Esse poema, portanto,
teve inúmeras traduções de traduções de traduções de traduções etc.etc.etc.,
sabe-se lá quantas, mas certamente muitas. E certamente cada tradutor
modificou, conforme seu entendimento, palavras (muitas palavras), aqui, ali e
acolá, Ou será que o leitor é ingênuo de acreditar que a versão que chegou até
nós é rigorosamente a que Homero escreveu? Ora, ora, ora... Claro que não é. O
importante, para o assunto que estamos tratando, é que o poeta mencionou uma
epidemia (provavelmente de peste). E que essa menção é a mais antiga, da
doença, em Literatura. Pelo menos desconheço outra que a supere em antiguidade.
Sobre Homero há muito
que se comentar e refletir.

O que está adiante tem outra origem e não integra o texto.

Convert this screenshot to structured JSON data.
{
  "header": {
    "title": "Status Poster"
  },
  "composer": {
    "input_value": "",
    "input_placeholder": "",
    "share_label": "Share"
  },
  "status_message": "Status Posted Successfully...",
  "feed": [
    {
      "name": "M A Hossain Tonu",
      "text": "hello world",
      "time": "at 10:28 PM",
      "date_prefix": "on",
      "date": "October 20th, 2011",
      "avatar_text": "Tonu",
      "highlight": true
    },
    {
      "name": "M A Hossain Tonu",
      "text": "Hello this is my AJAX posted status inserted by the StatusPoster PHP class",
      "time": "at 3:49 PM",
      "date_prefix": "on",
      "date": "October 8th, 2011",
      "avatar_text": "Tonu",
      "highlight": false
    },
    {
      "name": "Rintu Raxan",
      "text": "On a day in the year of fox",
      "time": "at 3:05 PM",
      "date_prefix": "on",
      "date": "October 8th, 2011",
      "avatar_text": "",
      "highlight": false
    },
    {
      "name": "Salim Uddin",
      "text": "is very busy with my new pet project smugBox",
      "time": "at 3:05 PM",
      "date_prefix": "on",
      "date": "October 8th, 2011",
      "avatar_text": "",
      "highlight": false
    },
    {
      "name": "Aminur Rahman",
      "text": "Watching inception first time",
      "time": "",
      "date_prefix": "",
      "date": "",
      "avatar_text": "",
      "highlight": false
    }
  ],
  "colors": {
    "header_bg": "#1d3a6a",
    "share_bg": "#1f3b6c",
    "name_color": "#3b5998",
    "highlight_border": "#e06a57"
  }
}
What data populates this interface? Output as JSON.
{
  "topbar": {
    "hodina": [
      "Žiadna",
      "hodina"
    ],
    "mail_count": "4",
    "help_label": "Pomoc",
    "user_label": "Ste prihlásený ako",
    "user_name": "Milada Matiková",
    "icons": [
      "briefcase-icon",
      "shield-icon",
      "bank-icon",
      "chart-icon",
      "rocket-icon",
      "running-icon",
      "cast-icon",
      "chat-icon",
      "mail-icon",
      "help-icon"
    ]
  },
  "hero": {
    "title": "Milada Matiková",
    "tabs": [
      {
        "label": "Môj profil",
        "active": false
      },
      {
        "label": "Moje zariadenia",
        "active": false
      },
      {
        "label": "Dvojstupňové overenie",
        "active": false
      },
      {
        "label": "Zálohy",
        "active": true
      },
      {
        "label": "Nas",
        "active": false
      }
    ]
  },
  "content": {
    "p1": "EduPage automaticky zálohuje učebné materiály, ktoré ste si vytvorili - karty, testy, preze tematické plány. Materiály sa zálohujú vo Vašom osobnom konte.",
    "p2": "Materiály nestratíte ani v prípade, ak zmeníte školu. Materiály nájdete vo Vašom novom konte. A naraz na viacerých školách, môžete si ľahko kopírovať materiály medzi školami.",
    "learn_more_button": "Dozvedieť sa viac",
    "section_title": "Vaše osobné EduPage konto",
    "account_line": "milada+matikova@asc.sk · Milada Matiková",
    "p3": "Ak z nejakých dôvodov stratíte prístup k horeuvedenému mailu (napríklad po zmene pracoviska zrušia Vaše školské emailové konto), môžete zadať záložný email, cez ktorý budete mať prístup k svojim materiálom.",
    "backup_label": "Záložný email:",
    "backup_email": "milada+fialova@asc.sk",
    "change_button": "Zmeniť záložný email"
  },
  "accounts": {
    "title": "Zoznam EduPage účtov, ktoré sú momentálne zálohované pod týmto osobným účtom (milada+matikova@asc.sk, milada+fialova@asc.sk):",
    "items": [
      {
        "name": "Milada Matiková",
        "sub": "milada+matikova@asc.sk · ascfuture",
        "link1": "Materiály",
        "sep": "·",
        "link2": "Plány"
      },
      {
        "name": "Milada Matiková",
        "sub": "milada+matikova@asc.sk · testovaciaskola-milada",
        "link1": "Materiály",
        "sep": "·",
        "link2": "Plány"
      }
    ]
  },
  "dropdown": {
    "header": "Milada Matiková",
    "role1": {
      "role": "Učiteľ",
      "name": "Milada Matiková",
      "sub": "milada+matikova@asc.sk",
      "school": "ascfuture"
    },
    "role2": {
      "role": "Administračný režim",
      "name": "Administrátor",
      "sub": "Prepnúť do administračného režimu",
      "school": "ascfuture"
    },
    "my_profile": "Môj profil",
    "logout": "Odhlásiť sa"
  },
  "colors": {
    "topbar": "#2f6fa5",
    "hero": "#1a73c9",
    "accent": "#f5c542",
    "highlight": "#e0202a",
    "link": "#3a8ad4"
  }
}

Enquanto muitos acreditem, como os gregos antigos
acreditavam, que o poeta de fato existiu, que era, portanto, um indivíduo
histórico, inúmeros estudiosos contemporâneos são céticos quanto à sua
“existência física”. Acreditam que os poemas a ele atribuídos foram compostos
por centenas de pessoas anônimas e que são a culminância de muitos séculos de
histórias narradas oralmente. Um desses especialistas é o professor Martin
West, que escreveu: "Homero não é o nome de um poeta histórico, mas um
nome fictício ou construído". O historiador e filósofo Richard Tarnas
pensa mais ou menos igual. Declarou: “Homero - independentemente da polêmica
sobre sua existência histórica – foi uma personificação coletiva de toda a
memória grega antiga”. Será?!!! Por pura intuição, sem nenhuma prova concreta
da real existência do poeta cego, discordo dos dois especialistas. Mas...
tratarei disso, com mais vagar, em outra ocasião.